Quem me conhece sabe que meu passado é cheio de curvas no caminho, pedras... Opa! Pedras não, montanhas! Montanhas enormes no meio do caminho! São coisas que posso enxergar vindo ao longe, no horizonte, mas não consigo escapar, não consigo desviar. Os problemas e as “merdas” me acompanham para onde vou.

Eu sei que tenho uma forte tendência auto-destrutiva... Certa vez disseram pra mim, “Arthur, você mais parece uma bomba-relógio ambulante!
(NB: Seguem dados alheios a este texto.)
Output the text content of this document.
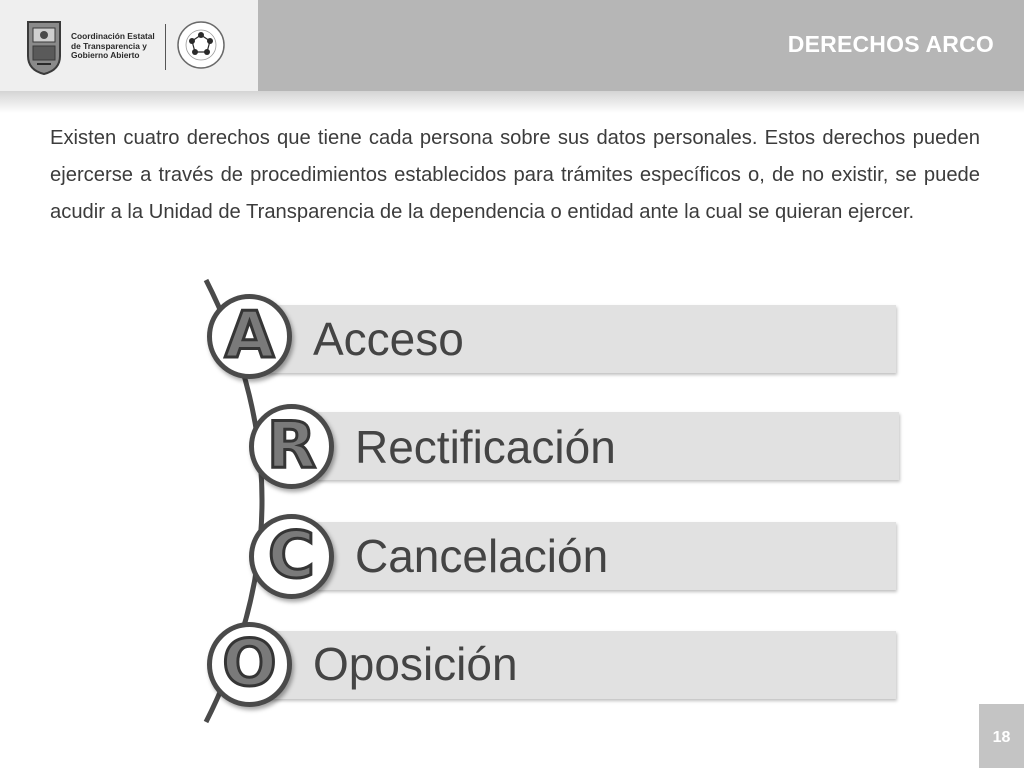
Coordinación Estatal
de Transparencia y
Gobierno Abierto	DERECHOS ARCO

Existen cuatro derechos que tiene cada persona sobre sus datos personales. Estos derechos pueden ejercerse a través de procedimientos establecidos para trámites específicos o, de no existir, se puede acudir a la Unidad de Transparencia de la dependencia o entidad ante la cual se quieran ejercer.

Acceso
A
Rectificación
R
Cancelación
C
Oposición
O
18
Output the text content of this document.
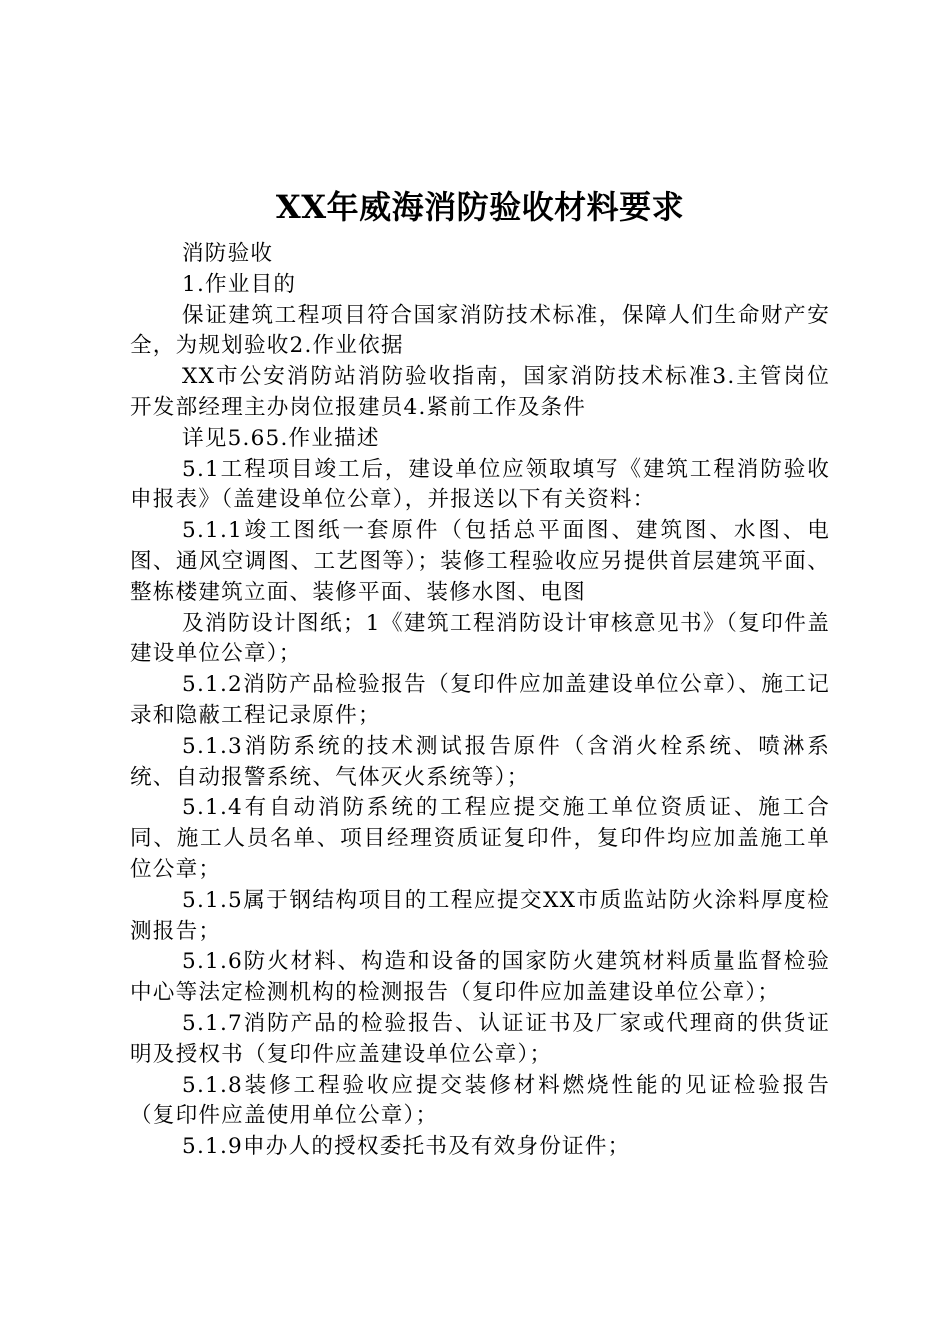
XX年威海消防验收材料要求

消防验收

1.作业目的

保证建筑工程项目符合国家消防技术标准，保障人们生命财产安全，为规划验收2.作业依据

XX市公安消防站消防验收指南，国家消防技术标准3.主管岗位开发部经理主办岗位报建员4.紧前工作及条件

详见5.65.作业描述

5.1工程项目竣工后，建设单位应领取填写《建筑工程消防验收申报表》（盖建设单位公章），并报送以下有关资料：

5.1.1竣工图纸一套原件（包括总平面图、建筑图、水图、电图、通风空调图、工艺图等）；装修工程验收应另提供首层建筑平面、整栋楼建筑立面、装修平面、装修水图、电图

及消防设计图纸；1《建筑工程消防设计审核意见书》（复印件盖建设单位公章）；

5.1.2消防产品检验报告（复印件应加盖建设单位公章）、施工记录和隐蔽工程记录原件；

5.1.3消防系统的技术测试报告原件（含消火栓系统、喷淋系统、自动报警系统、气体灭火系统等）；

5.1.4有自动消防系统的工程应提交施工单位资质证、施工合同、施工人员名单、项目经理资质证复印件，复印件均应加盖施工单位公章；

5.1.5属于钢结构项目的工程应提交XX市质监站防火涂料厚度检测报告；

5.1.6防火材料、构造和设备的国家防火建筑材料质量监督检验中心等法定检测机构的检测报告（复印件应加盖建设单位公章）；

5.1.7消防产品的检验报告、认证证书及厂家或代理商的供货证明及授权书（复印件应盖建设单位公章）；

5.1.8装修工程验收应提交装修材料燃烧性能的见证检验报告（复印件应盖使用单位公章）；

5.1.9申办人的授权委托书及有效身份证件；
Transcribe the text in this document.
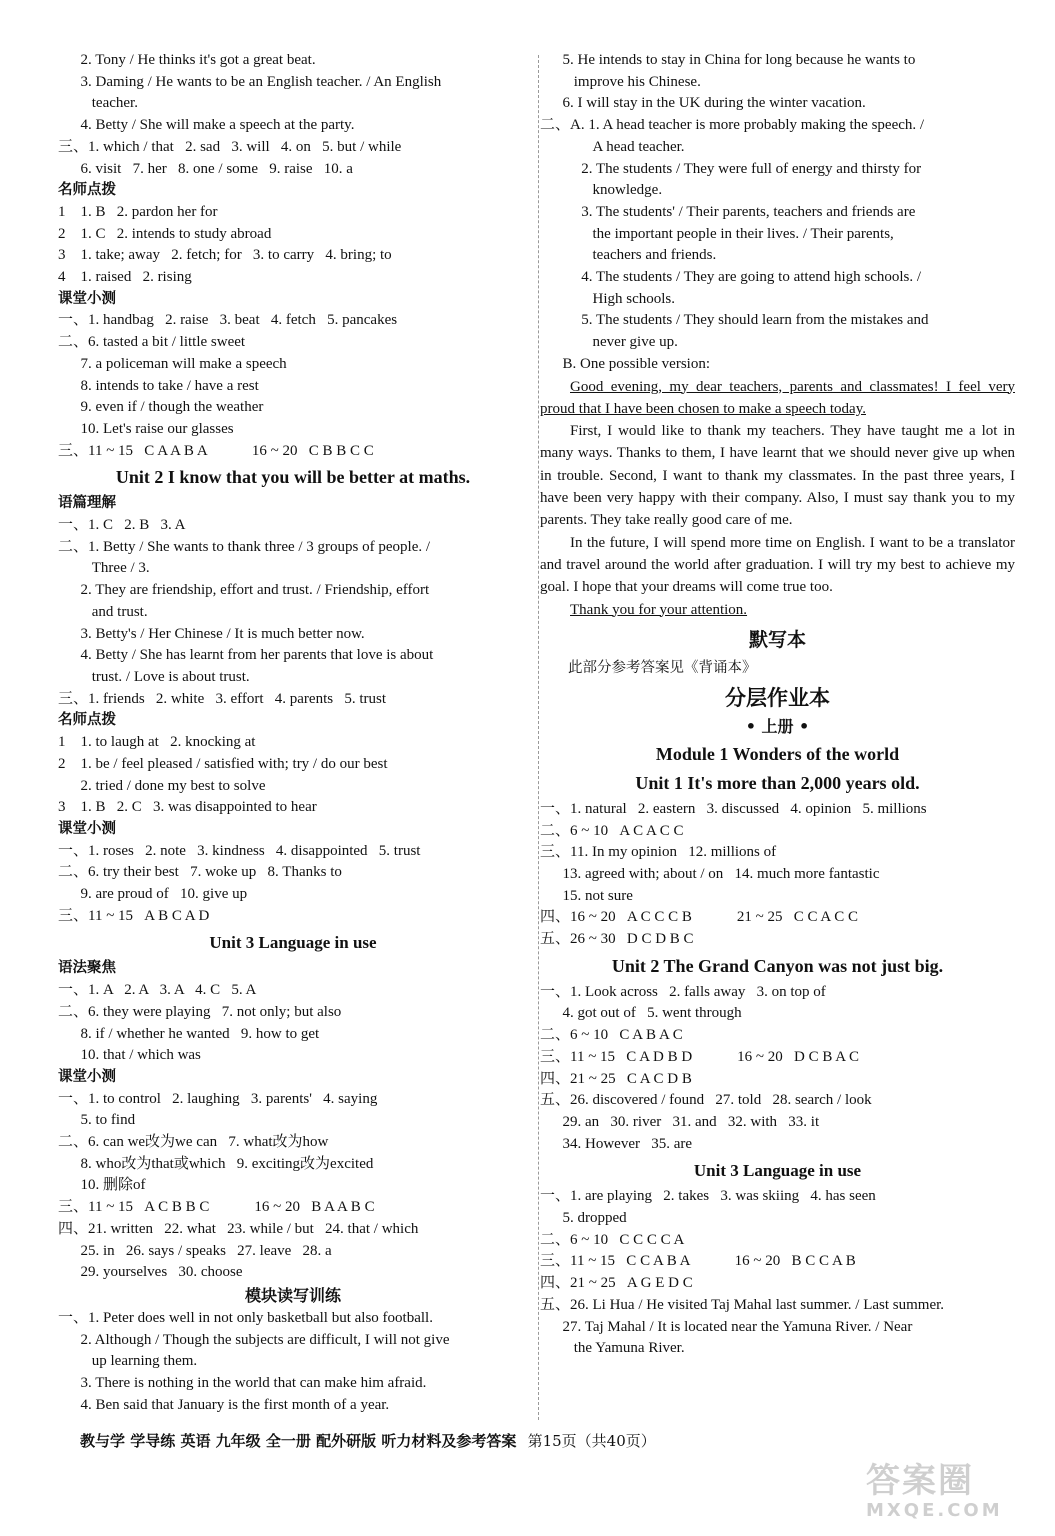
2. Tony / He thinks it's got a great beat.
3. Daming / He wants to be an English teacher. / An English
teacher.
4. Betty / She will make a speech at the party.
三、1. which / that   2. sad   3. will   4. on   5. but / while
6. visit   7. her   8. one / some   9. raise   10. a
名师点拨
1    1. B   2. pardon her for
2    1. C   2. intends to study abroad
3    1. take; away   2. fetch; for   3. to carry   4. bring; to
4    1. raised   2. rising
课堂小测
一、1. handbag   2. raise   3. beat   4. fetch   5. pancakes
二、6. tasted a bit / little sweet
7. a policeman will make a speech
8. intends to take / have a rest
9. even if / though the weather
10. Let's raise our glasses
三、11 ~ 15   C A A B A            16 ~ 20   C B B C C
Unit 2 I know that you will be better at maths.
语篇理解
一、1. C   2. B   3. A
二、1. Betty / She wants to thank three / 3 groups of people. /
Three / 3.
2. They are friendship, effort and trust. / Friendship, effort
and trust.
3. Betty's / Her Chinese / It is much better now.
4. Betty / She has learnt from her parents that love is about
trust. / Love is about trust.
三、1. friends   2. white   3. effort   4. parents   5. trust
名师点拨
1    1. to laugh at   2. knocking at
2    1. be / feel pleased / satisfied with; try / do our best
2. tried / done my best to solve
3    1. B   2. C   3. was disappointed to hear
课堂小测
一、1. roses   2. note   3. kindness   4. disappointed   5. trust
二、6. try their best   7. woke up   8. Thanks to
9. are proud of   10. give up
三、11 ~ 15   A B C A D
Unit 3 Language in use
语法聚焦
一、1. A   2. A   3. A   4. C   5. A
二、6. they were playing   7. not only; but also
8. if / whether he wanted   9. how to get
10. that / which was
课堂小测
一、1. to control   2. laughing   3. parents'   4. saying
5. to find
二、6. can we改为we can   7. what改为how
8. who改为that或which   9. exciting改为excited
10. 删除of
三、11 ~ 15   A C B B C            16 ~ 20   B A A B C
四、21. written   22. what   23. while / but   24. that / which
25. in   26. says / speaks   27. leave   28. a
29. yourselves   30. choose
模块读写训练
一、1. Peter does well in not only basketball but also football.
2. Although / Though the subjects are difficult, I will not give
up learning them.
3. There is nothing in the world that can make him afraid.
4. Ben said that January is the first month of a year.
5. He intends to stay in China for long because he wants to
improve his Chinese.
6. I will stay in the UK during the winter vacation.
二、A. 1. A head teacher is more probably making the speech. /
A head teacher.
2. The students / They were full of energy and thirsty for
knowledge.
3. The students' / Their parents, teachers and friends are
the important people in their lives. / Their parents,
teachers and friends.
4. The students / They are going to attend high schools. /
High schools.
5. The students / They should learn from the mistakes and
never give up.
B. One possible version:
Good evening, my dear teachers, parents and classmates! I feel very proud that I have been chosen to make a speech today.
First, I would like to thank my teachers. They have taught me a lot in many ways. Thanks to them, I have learnt that we should never give up when in trouble. Second, I want to thank my classmates. In the past three years, I have been very happy with their company. Also, I must say thank you to my parents. They take really good care of me.
In the future, I will spend more time on English. I want to be a translator and travel around the world after graduation. I will try my best to achieve my goal. I hope that your dreams will come true too.
Thank you for your attention.
默写本
此部分参考答案见《背诵本》
分层作业本
• 上册 •
Module 1 Wonders of the world
Unit 1 It's more than 2,000 years old.
一、1. natural   2. eastern   3. discussed   4. opinion   5. millions
二、6 ~ 10   A C A C C
三、11. In my opinion   12. millions of
13. agreed with; about / on   14. much more fantastic
15. not sure
四、16 ~ 20   A C C C B            21 ~ 25   C C A C C
五、26 ~ 30   D C D B C
Unit 2 The Grand Canyon was not just big.
一、1. Look across   2. falls away   3. on top of
4. got out of   5. went through
二、6 ~ 10   C A B A C
三、11 ~ 15   C A D B D            16 ~ 20   D C B A C
四、21 ~ 25   C A C D B
五、26. discovered / found   27. told   28. search / look
29. an   30. river   31. and   32. with   33. it
34. However   35. are
Unit 3 Language in use
一、1. are playing   2. takes   3. was skiing   4. has seen
5. dropped
二、6 ~ 10   C C C C A
三、11 ~ 15   C C A B A            16 ~ 20   B C C A B
四、21 ~ 25   A G E D C
五、26. Li Hua / He visited Taj Mahal last summer. / Last summer.
27. Taj Mahal / It is located near the Yamuna River. / Near
the Yamuna River.
教与学 学导练 英语 九年级 全一册 配外研版 听力材料及参考答案 第15页（共40页）
答案圈
MXQE.COM
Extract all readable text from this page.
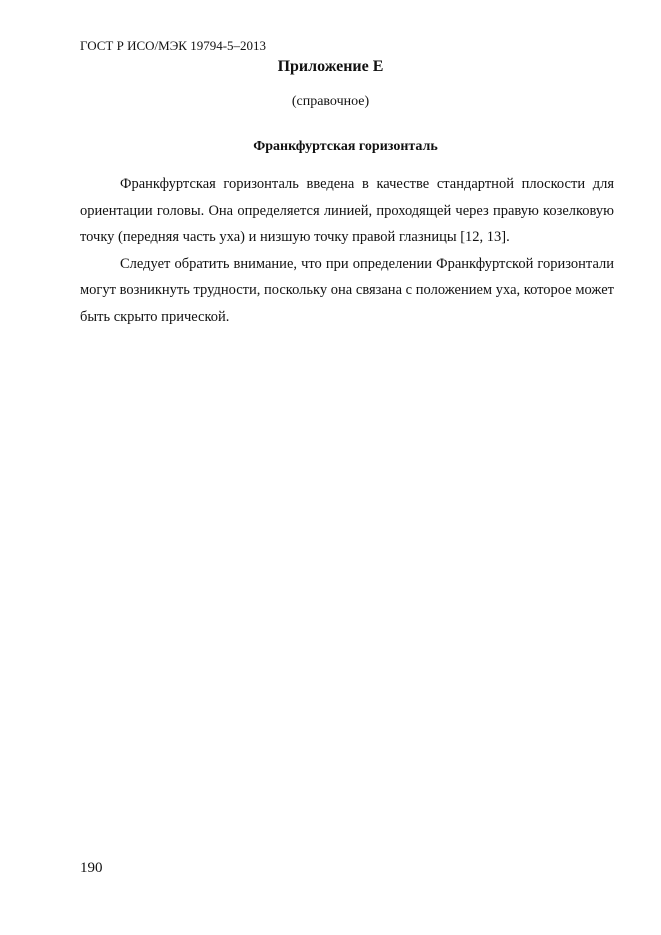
ГОСТ Р ИСО/МЭК 19794-5–2013
Приложение Е
(справочное)
Франкфуртская горизонталь

Франкфуртская горизонталь введена в качестве стандартной плоскости для ориентации головы. Она определяется линией, проходящей через правую козелковую точку (передняя часть уха) и низшую точку правой глазницы [12, 13].

Следует обратить внимание, что при определении Франкфуртской горизонтали могут возникнуть трудности, поскольку она связана с положением уха, которое может быть скрыто прической.

190
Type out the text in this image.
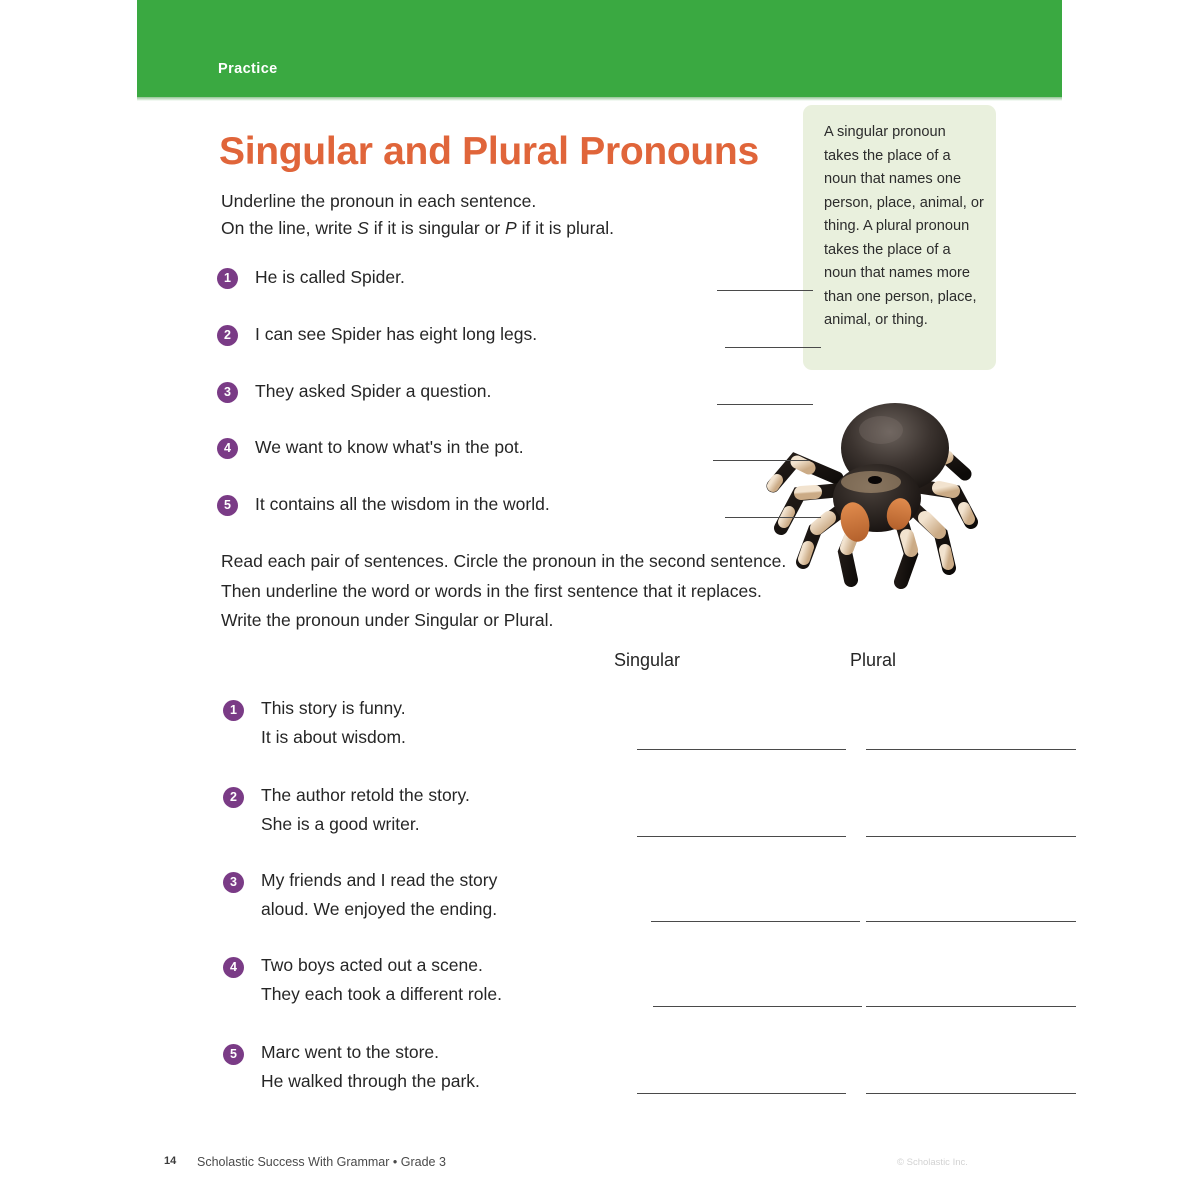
Practice
Singular and Plural Pronouns
Underline the pronoun in each sentence.
On the line, write S if it is singular or P if it is plural.
A singular pronoun takes the place of a noun that names one person, place, animal, or thing. A plural pronoun takes the place of a noun that names more than one person, place, animal, or thing.
1	He is called Spider.
2	I can see Spider has eight long legs.
3	They asked Spider a question.
4	We want to know what's in the pot.
5	It contains all the wisdom in the world.
Read each pair of sentences. Circle the pronoun in the second sentence. Then underline the word or words in the first sentence that it replaces. Write the pronoun under Singular or Plural.
Singular	Plural
1	This story is funny.
It is about wisdom.
2	The author retold the story.
She is a good writer.
3	My friends and I read the story
aloud. We enjoyed the ending.
4	Two boys acted out a scene.
They each took a different role.
5	Marc went to the store.
He walked through the park.
14 Scholastic Success With Grammar • Grade 3	© Scholastic Inc.
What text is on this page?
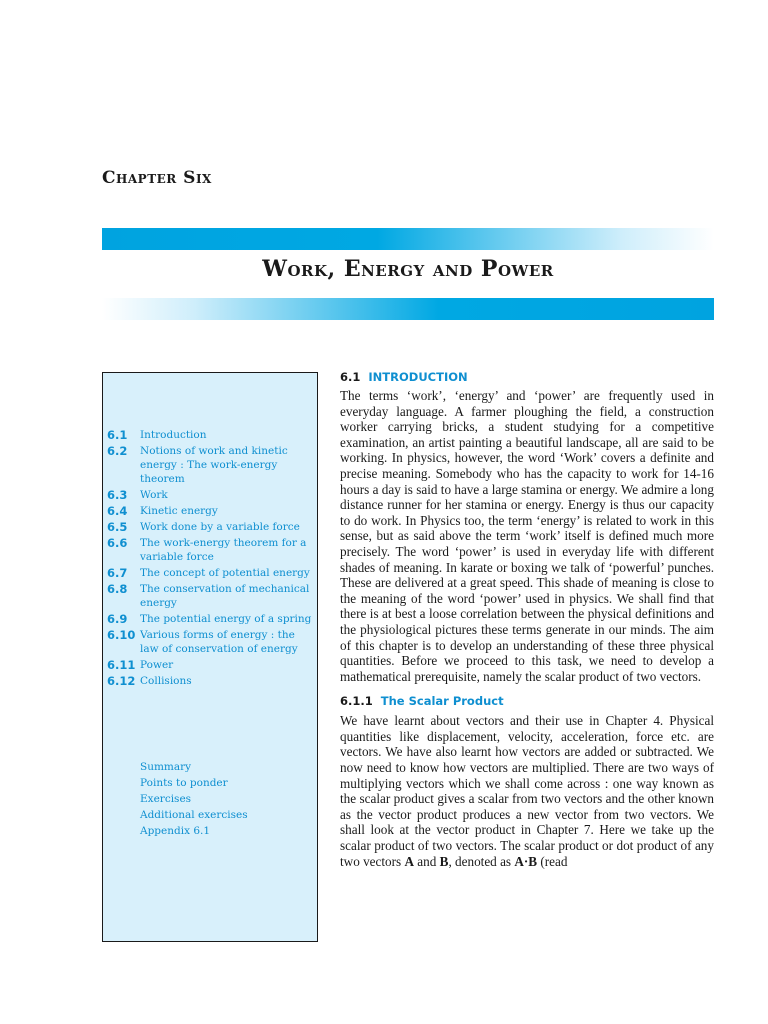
Chapter Six
Work, Energy and Power
6.1	Introduction
6.2	Notions of work and kinetic energy : The work-energy theorem
6.3	Work
6.4	Kinetic energy
6.5	Work done by a variable force
6.6	The work-energy theorem for a variable force
6.7	The concept of potential energy
6.8	The conservation of mechanical energy
6.9	The potential energy of a spring
6.10 Various forms of energy : the law of conservation of energy
6.11 Power
6.12 Collisions
Summary
Points to ponder
Exercises
Additional exercises
Appendix 6.1
6.1 INTRODUCTION

The terms ‘work’, ‘energy’ and ‘power’ are frequently used in everyday language. A farmer ploughing the field, a construction worker carrying bricks, a student studying for a competitive examination, an artist painting a beautiful landscape, all are said to be working. In physics, however, the word ‘Work’ covers a definite and precise meaning. Somebody who has the capacity to work for 14-16 hours a day is said to have a large stamina or energy. We admire a long distance runner for her stamina or energy. Energy is thus our capacity to do work. In Physics too, the term ‘energy’ is related to work in this sense, but as said above the term ‘work’ itself is defined much more precisely. The word ‘power’ is used in everyday life with different shades of meaning. In karate or boxing we talk of ‘powerful’ punches. These are delivered at a great speed. This shade of meaning is close to the meaning of the word ‘power’ used in physics. We shall find that there is at best a loose correlation between the physical definitions and the physiological pictures these terms generate in our minds. The aim of this chapter is to develop an understanding of these three physical quantities. Before we proceed to this task, we need to develop a mathematical prerequisite, namely the scalar product of two vectors.

6.1.1 The Scalar Product

We have learnt about vectors and their use in Chapter 4. Physical quantities like displacement, velocity, acceleration, force etc. are vectors. We have also learnt how vectors are added or subtracted. We now need to know how vectors are multiplied. There are two ways of multiplying vectors which we shall come across : one way known as the scalar product gives a scalar from two vectors and the other known as the vector product produces a new vector from two vectors. We shall look at the vector product in Chapter 7. Here we take up the scalar product of two vectors. The scalar product or dot product of any two vectors A and B, denoted as A·B (read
Carrega segredos de todos, fardos que não são teus e ainda de quebra tem que agir como líder, não deixando a peteca cair... Mesmo assim você ainda consegue arrumar tempo para se auto-destruir, seja com garotas, numa noite de farra ou apenas num ensaio da banda!”.

É a mais pura verdade.

Meu aniversário de 18 anos é uma boa prova.

Uma lata de cerveja, um copo de whisky, uma noite com os amigos (zoando e detonando tudo), um dia de ensaio... Isso já basta para tirar da minha cabeça às responsabilidades, o peso dos segredos e dos fardos, mas infelizmente, meu cérebro é dotado de uma capacidade incrível de armazenar coisas “inacabadas” e isso martela freqüentemente, fazendo-me pequenos lembretes do que é preciso terminar.

Coisas como trabalhos inacabados, jogos de vídeo-games que não zerei, pessoas que não me despedi, músicas que não terminei de compor, pessoas que não vejo há muito tempo, beijos que nunca dei, chances de fazer coisas que não voltam mais... Não quando queremos, na hora que queremos.

Eu penso que deve ser por isso que cobro tanto de mim, em tudo. Acho que essa é a razão desse meu comportamento “bomba-relógio”. Se eu pudesse acertar tudo, eu o faria, removendo as montanhas do meu caminho...

Então eu continuo me entregando a qualquer coisa que vicie... Qualquer coisa que me mantenha distante das peças que minha mente insista em me pregar.

Insiste. Persiste.

Não é isso que quero para mim, não é isso que eu mereço.

Decido enfim ir buscar algo além. Não além do arco-íris, isso seria muito gay. Além do que eu tenho. Sair dessa minha zona de conforto e buscar enxergar além do véu.

Vou procurar então acabar meus trabalhos, zerar os jogos que sempre quis terminar, me despedir de pessoas a quais nunca disse um adeus, acabar as canções que permeiam minha mente, ver pessoas que não via há eternidades inteiras, cumprir minha palavra com quem devo, o último, quem sabe? Não... Não gostaria que fosse assim. Gostaria de um novo começo, isso sim...

Preciso realmente terminar o que comecei. Eu sou assim, faz parte da minha essência. Se não der certo encerrar o que preciso, bem...

Paciência.

Sigo então meu caminho interditado, não me importo, vou continuar tentando fazer desvios. As montanhas eu posso quebrar com meus punhos, basta que eu queira. Sei que vou me machucar, mas o que nessa vida, que vem para o bem, não machuca antes um pouco?! Nada vem de graça... Isso eu tive de aprender da maneira mais difícil possível. Vou continuar andando pelo meu caminho, enxergando meu passado, onde meus sonhos residem, pois quem sabe um dia eu consiga reencontrá-los em meu presente.